Art theft is rampant on OpenSea and is a real headache for artists, but it usually takes a different form: a person (or bot) uploads an image of the art and sells it as NFTs. OpenSea created a “lazyminting” tool, which made it incredibly easy and free to mint large collections, and scammers took advantage of stolen art, often mined from the DeviantArt website by bots. In January 2022, OpenSea announced that it would limit the use of the lazyminting tool, in part because the company found that 80% of all NFTs it had to remove for violations, including copyright infringement, were made with the lazymining tool.

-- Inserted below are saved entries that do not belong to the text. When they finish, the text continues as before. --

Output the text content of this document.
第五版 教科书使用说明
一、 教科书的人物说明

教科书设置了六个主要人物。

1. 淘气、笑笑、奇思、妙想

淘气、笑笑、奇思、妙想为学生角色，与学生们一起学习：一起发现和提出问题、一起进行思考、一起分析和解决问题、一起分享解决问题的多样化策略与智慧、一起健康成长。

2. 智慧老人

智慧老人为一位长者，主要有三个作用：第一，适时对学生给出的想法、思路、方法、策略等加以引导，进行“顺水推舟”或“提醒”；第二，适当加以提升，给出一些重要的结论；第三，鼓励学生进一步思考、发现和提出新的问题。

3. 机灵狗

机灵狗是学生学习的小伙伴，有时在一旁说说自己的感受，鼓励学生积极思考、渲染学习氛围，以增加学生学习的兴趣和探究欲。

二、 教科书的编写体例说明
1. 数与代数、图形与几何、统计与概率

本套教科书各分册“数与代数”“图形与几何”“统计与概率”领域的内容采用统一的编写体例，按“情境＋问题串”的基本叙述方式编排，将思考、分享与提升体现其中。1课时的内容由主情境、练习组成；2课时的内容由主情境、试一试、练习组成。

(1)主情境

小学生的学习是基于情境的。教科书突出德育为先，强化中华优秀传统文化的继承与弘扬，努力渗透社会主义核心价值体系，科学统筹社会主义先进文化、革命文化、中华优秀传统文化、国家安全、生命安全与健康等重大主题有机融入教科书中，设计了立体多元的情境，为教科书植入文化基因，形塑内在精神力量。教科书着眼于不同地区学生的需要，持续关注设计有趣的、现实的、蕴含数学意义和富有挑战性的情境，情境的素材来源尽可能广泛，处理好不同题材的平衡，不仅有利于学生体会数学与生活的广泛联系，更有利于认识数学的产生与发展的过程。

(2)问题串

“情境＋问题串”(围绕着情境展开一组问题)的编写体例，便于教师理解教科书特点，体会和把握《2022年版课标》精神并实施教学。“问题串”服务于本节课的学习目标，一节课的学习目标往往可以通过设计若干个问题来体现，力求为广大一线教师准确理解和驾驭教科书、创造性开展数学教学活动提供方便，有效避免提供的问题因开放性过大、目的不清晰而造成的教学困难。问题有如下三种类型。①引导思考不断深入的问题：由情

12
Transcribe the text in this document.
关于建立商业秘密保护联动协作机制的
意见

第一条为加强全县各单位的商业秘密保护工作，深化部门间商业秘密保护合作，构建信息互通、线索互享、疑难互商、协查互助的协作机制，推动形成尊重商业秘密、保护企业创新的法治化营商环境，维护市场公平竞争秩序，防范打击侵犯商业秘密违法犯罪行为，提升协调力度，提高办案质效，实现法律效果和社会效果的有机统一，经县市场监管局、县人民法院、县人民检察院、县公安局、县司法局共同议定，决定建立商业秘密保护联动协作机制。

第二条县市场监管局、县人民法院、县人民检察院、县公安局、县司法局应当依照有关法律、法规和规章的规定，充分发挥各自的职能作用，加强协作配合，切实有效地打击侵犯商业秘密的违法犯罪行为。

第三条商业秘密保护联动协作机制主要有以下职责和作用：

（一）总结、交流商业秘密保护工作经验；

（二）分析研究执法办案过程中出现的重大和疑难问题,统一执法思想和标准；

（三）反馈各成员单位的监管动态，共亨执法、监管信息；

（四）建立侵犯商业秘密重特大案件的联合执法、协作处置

To combat some of this OpenSea has created new tools to try to prevent copycat NFT collections, including its own image recognition tools and human moderators. “Our policies prohibit plagiarism, which we regularly enforce in a number of ways, including delisting and, in some cases, account bans,” OpenSea spokeswoman Allie Mack told BuzzFeed News. “We recently launched image recognition technology as part of our larger efforts to rapidly build the technology, teams, partnerships and processes to address this issue more quickly and effectively. For copies of content that are still are not on OpenSea, users can submit a DMCA request and we will promptly remove the identified items from our site.”
Linnik pointed out that the scammer had actually lost money on the project as he had to pay some start-up costs to launch it and hopefully OpenSea will shut it down. He said that the Goblin Asses team has filed a content report but since they had not officially copyrighted the Goblin Asses drawings, they did not attempt to make a DCMA request. They have not yet received a response on their report.
However, you cannot hold off a non-fungible Goblin Ass. The team went ahead and officially released the REAL collection, this time with a little holographic sticker in the top corner, specifying that each JPG has what Linnik calls a “warranty certificate.”